Guides

Configuration, kernel modes, storage isolation, OAuth — the day-2 topics.

Configuration

Three layers, in order of precedence:

  1. Helm values — chart-level config (chart/values.yaml) for cluster topology, replica counts, resource limits, persistence.
  2. Environment variables — runtime config consumed by the backend container.
  3. Per-user kernel options — set inside the notebook UI (Spark packages, Iceberg warehouse).

Kernel modes

SparkLabX runs the same backend in three topologies. Pick via KERNEL_MODE:

Mode Topology Use case
shared Single Jupyter Kernel Gateway, all users share it Demo, single-user laptop
docker_per_user One Docker container per user, dynamically spawned Multi-user on a single VM
k8s_per_user One Kubernetes Pod per user Production multi-tenant

Storage & isolation

Single MinIO bucket (workspace) with per-user prefix isolation enforced by MinIO IAM policies — not app-layer checks.

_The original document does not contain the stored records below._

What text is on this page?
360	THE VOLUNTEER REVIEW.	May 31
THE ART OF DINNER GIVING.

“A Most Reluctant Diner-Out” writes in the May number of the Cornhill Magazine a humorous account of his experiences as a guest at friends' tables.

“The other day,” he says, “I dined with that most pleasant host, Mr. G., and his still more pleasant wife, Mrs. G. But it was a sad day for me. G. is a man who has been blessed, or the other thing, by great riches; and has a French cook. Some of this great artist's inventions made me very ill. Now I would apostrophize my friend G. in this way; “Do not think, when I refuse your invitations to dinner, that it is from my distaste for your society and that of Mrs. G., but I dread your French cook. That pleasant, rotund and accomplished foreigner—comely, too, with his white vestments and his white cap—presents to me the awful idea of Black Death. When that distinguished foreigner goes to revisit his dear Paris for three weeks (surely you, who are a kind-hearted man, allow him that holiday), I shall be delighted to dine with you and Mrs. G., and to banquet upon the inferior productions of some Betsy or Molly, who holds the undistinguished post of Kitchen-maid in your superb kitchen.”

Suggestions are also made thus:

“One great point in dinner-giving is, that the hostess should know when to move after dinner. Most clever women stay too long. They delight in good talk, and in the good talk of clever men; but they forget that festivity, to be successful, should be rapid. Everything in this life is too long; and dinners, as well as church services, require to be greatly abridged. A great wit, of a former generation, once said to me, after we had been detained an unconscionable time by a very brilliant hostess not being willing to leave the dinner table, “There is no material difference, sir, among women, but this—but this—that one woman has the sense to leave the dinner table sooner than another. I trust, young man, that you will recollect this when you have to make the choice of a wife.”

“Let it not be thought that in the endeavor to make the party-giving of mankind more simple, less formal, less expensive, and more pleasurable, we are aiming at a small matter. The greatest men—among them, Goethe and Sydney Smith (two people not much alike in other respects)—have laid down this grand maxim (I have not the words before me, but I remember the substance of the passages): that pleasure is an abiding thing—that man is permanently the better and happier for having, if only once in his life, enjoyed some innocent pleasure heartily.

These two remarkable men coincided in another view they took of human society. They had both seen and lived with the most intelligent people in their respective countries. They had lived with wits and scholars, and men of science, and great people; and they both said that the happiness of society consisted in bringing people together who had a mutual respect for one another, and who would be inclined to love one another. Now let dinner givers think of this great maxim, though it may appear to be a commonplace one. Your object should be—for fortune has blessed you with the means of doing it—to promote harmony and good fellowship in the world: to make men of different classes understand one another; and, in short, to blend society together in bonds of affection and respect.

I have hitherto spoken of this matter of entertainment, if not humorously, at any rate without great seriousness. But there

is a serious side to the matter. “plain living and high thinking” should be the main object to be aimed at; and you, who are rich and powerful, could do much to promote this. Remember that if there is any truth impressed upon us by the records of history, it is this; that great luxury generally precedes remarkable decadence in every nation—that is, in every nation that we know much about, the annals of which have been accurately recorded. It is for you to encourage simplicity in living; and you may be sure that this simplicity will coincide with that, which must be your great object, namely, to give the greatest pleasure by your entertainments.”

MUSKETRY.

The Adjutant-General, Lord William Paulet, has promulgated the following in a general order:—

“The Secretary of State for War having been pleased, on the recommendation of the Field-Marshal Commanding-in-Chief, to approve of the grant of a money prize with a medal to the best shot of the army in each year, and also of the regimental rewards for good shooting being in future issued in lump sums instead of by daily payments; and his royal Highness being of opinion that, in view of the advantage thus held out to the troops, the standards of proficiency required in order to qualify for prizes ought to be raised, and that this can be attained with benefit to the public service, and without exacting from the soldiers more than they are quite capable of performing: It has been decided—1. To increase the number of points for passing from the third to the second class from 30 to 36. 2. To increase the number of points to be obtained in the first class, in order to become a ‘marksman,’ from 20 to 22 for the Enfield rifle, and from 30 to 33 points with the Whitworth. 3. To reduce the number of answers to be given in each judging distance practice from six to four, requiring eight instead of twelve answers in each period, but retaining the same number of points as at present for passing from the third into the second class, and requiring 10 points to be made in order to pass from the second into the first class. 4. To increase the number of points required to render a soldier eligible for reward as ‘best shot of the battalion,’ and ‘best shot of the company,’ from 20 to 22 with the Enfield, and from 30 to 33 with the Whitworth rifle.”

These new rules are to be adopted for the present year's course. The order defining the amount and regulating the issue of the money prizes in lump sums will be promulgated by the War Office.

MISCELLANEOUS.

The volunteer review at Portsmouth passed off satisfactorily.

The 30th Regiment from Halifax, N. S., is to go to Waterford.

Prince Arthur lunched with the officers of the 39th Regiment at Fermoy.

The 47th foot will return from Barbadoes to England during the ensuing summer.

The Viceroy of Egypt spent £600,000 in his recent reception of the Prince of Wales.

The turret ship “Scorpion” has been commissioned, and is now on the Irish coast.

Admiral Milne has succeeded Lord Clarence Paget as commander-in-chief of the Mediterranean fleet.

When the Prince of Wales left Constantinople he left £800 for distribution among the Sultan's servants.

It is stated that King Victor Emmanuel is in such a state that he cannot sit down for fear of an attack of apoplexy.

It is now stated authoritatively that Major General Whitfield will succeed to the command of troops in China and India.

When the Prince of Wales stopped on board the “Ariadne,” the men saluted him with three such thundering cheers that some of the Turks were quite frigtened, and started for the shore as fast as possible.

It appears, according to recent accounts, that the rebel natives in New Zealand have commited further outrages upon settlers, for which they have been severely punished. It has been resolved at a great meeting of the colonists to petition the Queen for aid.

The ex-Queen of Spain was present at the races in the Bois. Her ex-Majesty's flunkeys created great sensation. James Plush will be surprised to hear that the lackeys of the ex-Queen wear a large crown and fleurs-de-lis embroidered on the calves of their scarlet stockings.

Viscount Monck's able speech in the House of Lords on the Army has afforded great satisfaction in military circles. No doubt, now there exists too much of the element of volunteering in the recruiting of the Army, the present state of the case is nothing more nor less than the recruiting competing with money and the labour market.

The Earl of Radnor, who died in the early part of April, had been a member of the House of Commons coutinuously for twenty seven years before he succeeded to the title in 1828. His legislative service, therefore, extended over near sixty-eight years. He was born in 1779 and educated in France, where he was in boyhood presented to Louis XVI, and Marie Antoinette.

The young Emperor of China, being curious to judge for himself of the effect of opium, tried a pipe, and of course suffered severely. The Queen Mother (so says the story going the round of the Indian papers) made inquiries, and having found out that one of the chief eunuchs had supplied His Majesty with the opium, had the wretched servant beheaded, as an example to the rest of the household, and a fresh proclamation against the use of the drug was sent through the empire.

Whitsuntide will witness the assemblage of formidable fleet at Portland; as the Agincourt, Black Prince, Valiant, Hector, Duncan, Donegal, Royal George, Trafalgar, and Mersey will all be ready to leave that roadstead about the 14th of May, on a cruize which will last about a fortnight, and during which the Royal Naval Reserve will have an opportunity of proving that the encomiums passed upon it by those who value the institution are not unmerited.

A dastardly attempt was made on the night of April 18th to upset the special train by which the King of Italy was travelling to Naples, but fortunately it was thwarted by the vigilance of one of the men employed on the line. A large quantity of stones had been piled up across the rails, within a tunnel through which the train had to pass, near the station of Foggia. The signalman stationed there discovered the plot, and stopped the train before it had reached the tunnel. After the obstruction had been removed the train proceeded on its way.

  • Private prefix at users/<username>/ — read/write
  • Shared public/ prefix — read for everyone, write for admins
  • S3-compatible credentials scoped to their prefix, valid only inside their kernel pod

From Scala/PySpark: spark.read.parquet("s3a://workspace/users/alice/orders/") works because the kernel pod’s STS credentials are pre-injected.

OAuth login

Optional — leave the client IDs blank in .env to use username/password only. Google and Microsoft are both supported out of the box.

GOOGLE_CLIENT_ID=your-client-id.apps.googleusercontent.com
GOOGLE_CLIENT_SECRET=...
MICROSOFT_CLIENT_ID=...
MICROSOFT_TENANT_ID=...
ALLOWED_EMAIL_DOMAINS=yourcompany.com,partner.com

Frontend OAuth client IDs are baked at build time via VITE_GOOGLE_CLIENT_ID and VITE_MICROSOFT_CLIENT_ID/TENANT_ID.